The parameter most commonly used to assess the antihypertensive activity of a compound is IC50, defined as the concentration necessary to inhibit 50% of ACE activity. Table 4 shows the average IC50 of centrifuged sardine stickwater and its hydrolysates. It is evident that enzymatic hydrolysis had a positive effect on antihypertensive activity, as stickwater hydrolysates with 5 and 10% DH showed the lowest IC50 values (0.002 to 0.007 μg/mL) (P < 0.05), corresponding to a higher antihypertensive activity. This effect could be related to the fact that bioactive peptides remain inactive in the amino acid sequence of the intact protein but, upon hydrolysis, these peptides are released and exhibit biological activity [51-52]. Hsu et al. [9] reported that untreated tuna cooking water was unable to inhibit ACE activity. However, once this effluent was hydrolysed with the endopeptidase subtilisin from Bacillus subtilis, an ACE inhibitory effect was recorded, reaching IC50 values of 46.89 mg/mL.
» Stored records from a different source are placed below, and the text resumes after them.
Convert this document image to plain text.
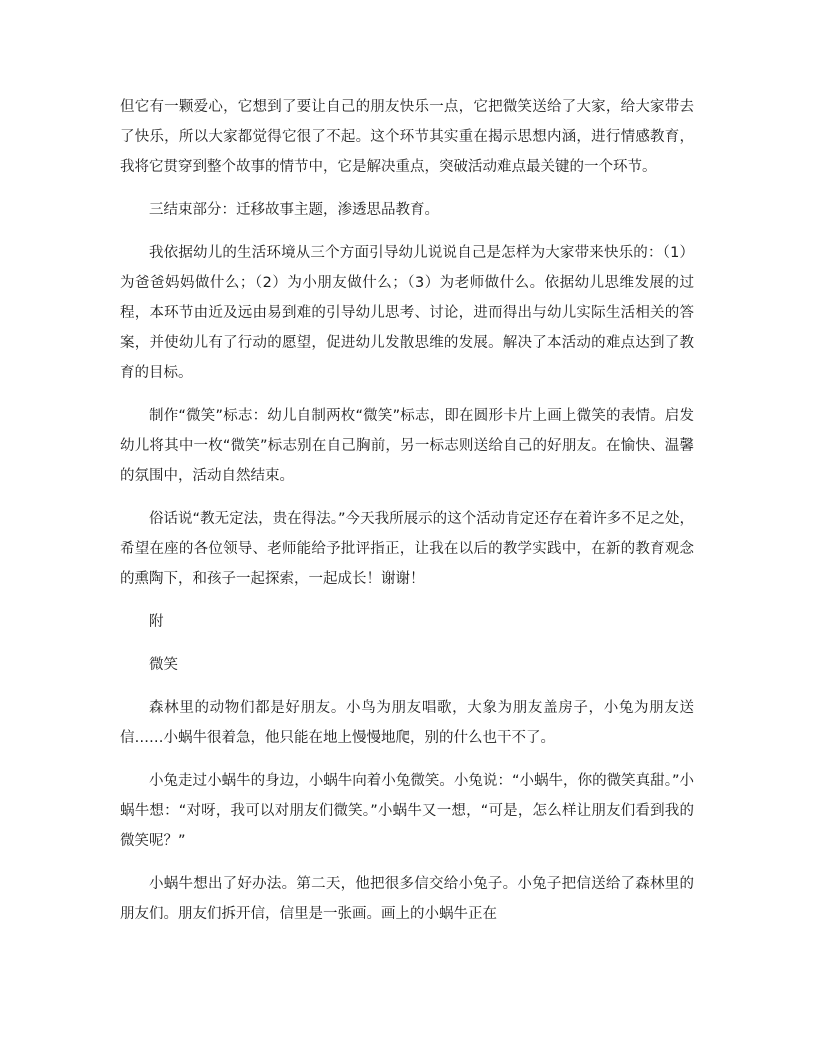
但它有一颗爱心，它想到了要让自己的朋友快乐一点，它把微笑送给了大家，给大家带去了快乐，所以大家都觉得它很了不起。这个环节其实重在揭示思想内涵，进行情感教育，我将它贯穿到整个故事的情节中，它是解决重点，突破活动难点最关键的一个环节。

三结束部分：迁移故事主题，渗透思品教育。

我依据幼儿的生活环境从三个方面引导幼儿说说自己是怎样为大家带来快乐的：（1）为爸爸妈妈做什么；（2）为小朋友做什么；（3）为老师做什么。依据幼儿思维发展的过程，本环节由近及远由易到难的引导幼儿思考、讨论，进而得出与幼儿实际生活相关的答案，并使幼儿有了行动的愿望，促进幼儿发散思维的发展。解决了本活动的难点达到了教育的目标。

制作“微笑”标志：幼儿自制两枚“微笑”标志，即在圆形卡片上画上微笑的表情。启发幼儿将其中一枚“微笑”标志别在自己胸前，另一标志则送给自己的好朋友。在愉快、温馨的氛围中，活动自然结束。

俗话说“教无定法，贵在得法。”今天我所展示的这个活动肯定还存在着许多不足之处，希望在座的各位领导、老师能给予批评指正，让我在以后的教学实践中，在新的教育观念的熏陶下，和孩子一起探索，一起成长！谢谢！

附

微笑

森林里的动物们都是好朋友。小鸟为朋友唱歌，大象为朋友盖房子，小兔为朋友送信……小蜗牛很着急，他只能在地上慢慢地爬，别的什么也干不了。

小兔走过小蜗牛的身边，小蜗牛向着小兔微笑。小兔说：“小蜗牛，你的微笑真甜。”小蜗牛想：“对呀，我可以对朋友们微笑。”小蜗牛又一想，“可是，怎么样让朋友们看到我的微笑呢？”

小蜗牛想出了好办法。第二天，他把很多信交给小兔子。小兔子把信送给了森林里的朋友们。朋友们拆开信，信里是一张画。画上的小蜗牛正在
Stickwater hydrolysates with 15 and 20% DH exhibited significantly higher (P < 0.05) IC50 values than samples with 5 and 10% DH (Table 4). This tendency is opposite to that reported in the literature regarding the effect of hydrolysis on the antihypertensive activity of solid by-products of marine origin. For example, Balti et al. [8] observed an elevated ACE inhibitory activity in high DH hydrolysates from cuttlefish (Sepia officinalis) muscle, reaching an IC50 of 1120 μg/mL in samples with 18.7% DH, thus indicating that low-MW peptides have a greater capacity to inhibit ACE.
The results of ACE inhibition by sardine stickwater hydrolysates (Table 4) showed that their antihypertensive potential is greater versus other hydrolysates and protein fractions from fishmeal industry effluents. For example, Hsu et al. [8-9] reported that hydrolysates of tuna cooking water produced with the commercial protease subtilisin had an IC50 of 5850 μg/mL. On the other hand, Amado et al. [13] used ultrafiltration followed by hydrolysis with Alcalase to obtain protein fractions from cuttlefish (Illex argentinus) processing effluents, obtaining IC50 values from 81.6 to 1125 μg/mL. However, as various methods to determine ACE inhibition are available (using different substrates and spectrophotometric or chromatographic detection methods), IC50 values cannot be compared directly. Even for a given analytical test, there are several different methods (linear regression, mathematical modeling, direct interpolation, etc.) to estimate the ACE-inhibition capacity of bioactive compounds [29].